The analysis of U.S. Occupational Safety and Health Administration statistics by the New York State Trial Lawyers Association found violations in nearly three-fourths of work sites where workers make extensive use of scaffolds and ladders.


“A construction industry where 80% of inspections in certain key trades find violations, and where over a third of the violations receive the most severe gravity score, is not a safe industry,” the study concluded. With concrete work, for example, 86% of sites had at least one violation. A notice from OSHA apparently did not serve as a deterrent in half the cases, as 46% had at least three violations and 34% had at least five violations. In other fields with elevated workers, such as carpentry, masonry, roofing, and painting, similar rates of noncompliance were recorded.

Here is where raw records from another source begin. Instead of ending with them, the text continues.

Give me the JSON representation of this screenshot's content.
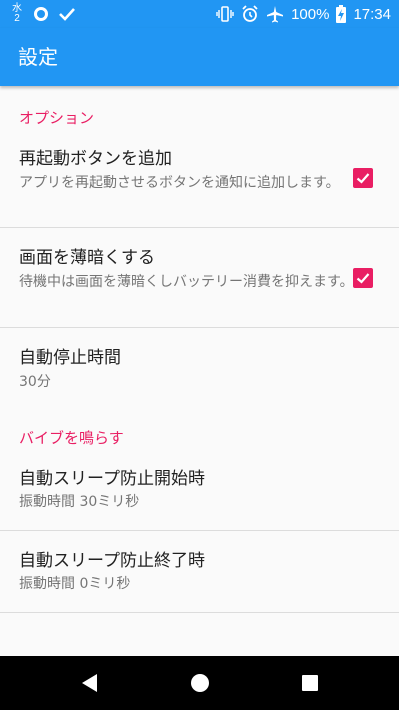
{
  "status_bar": {
    "weekday": "水",
    "day": "2",
    "battery": "100%",
    "time": "17:34",
    "icons": [
      "calendar-icon",
      "sync-circle-icon",
      "check-icon",
      "vibrate-icon",
      "alarm-icon",
      "airplane-icon",
      "battery-charging-icon"
    ]
  },
  "app_bar": {
    "title": "設定"
  },
  "categories": [
    {
      "title": "オプション"
    },
    {
      "title": "バイブを鳴らす"
    }
  ],
  "preferences": [
    {
      "title": "再起動ボタンを追加",
      "summary": "アプリを再起動させるボタンを通知に追加します。",
      "checked": true
    },
    {
      "title": "画面を薄暗くする",
      "summary": "待機中は画面を薄暗くしバッテリー消費を抑えます。",
      "checked": true
    },
    {
      "title": "自動停止時間",
      "summary": "30分"
    },
    {
      "title": "自動スリープ防止開始時",
      "summary": "振動時間 30ミリ秒"
    },
    {
      "title": "自動スリープ防止終了時",
      "summary": "振動時間 0ミリ秒"
    }
  ],
  "nav_bar": {
    "buttons": [
      "back-icon",
      "home-icon",
      "recents-icon"
    ]
  },
  "colors": {
    "primary": "#2196f3",
    "accent": "#e91e63",
    "background": "#fafafa"
  }
}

The most frequently violated standards involve scaffolding and fall protection, both of which protect workers at elevated heights.


A labor attorney, Deborah Axt, said that in her experience, employers found the penalty much less expensive than compliance. Ms. Axt, legal director of the Brooklyn immigrant advocacy group Make the Road by Walking, said that in dozens of one-on-one workplace consultations, she had “never had a worker who had OSHA inspect their site.”

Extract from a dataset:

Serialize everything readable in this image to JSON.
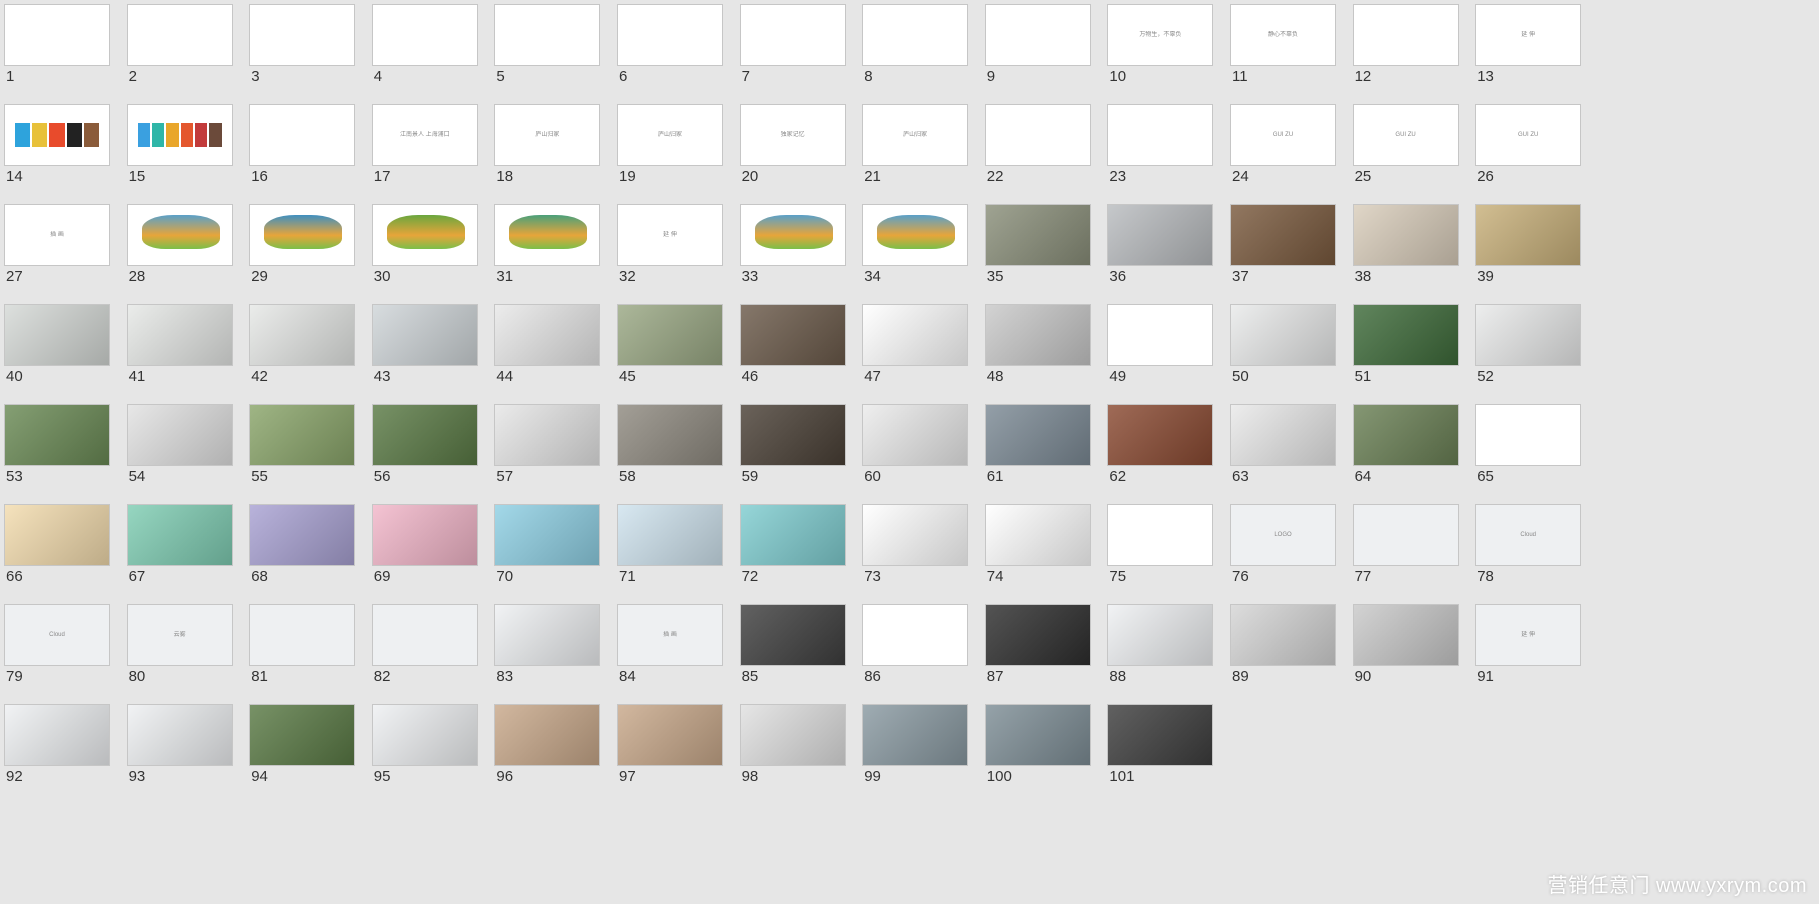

The president of the lawyers association, Shoshana Bookson, said the report reinforced the need for a state labor law, referred to as the Scaffold Law. Two bills pending in the state Legislature would repeal the Scaffold Law, on the theory that it addresses an area that OSHA already regulates.


“The federal agency, OSHA, is not monitoring violations adequately,” Ms. Bookson said. “The Scaffold Law is urgently needed – we just can’t depend on OSHA.”


A spokesman for OSHA, John Chavez, said, however, that the report proved the agency was doing its job of inspecting and regulating workplace safety. “They wouldn’t see all these violations if OSHA compliance officers were not out there doing their job, inspecting,” he said.


The report blamed the pervasive violations on the vulnerability of the construction workforce, which is increasingly dominated by illegal immigrants. Since OSHA began collecting information on foreign-born workers’ accidents in New York City in 2001, the study reported, 67% befell immigrant workers. According to statistics from the Department of City Planning, fully 58% of construction workers are foreign-born. With thousands of them illegal and working off the books, the actual percentage is thought to be much higher.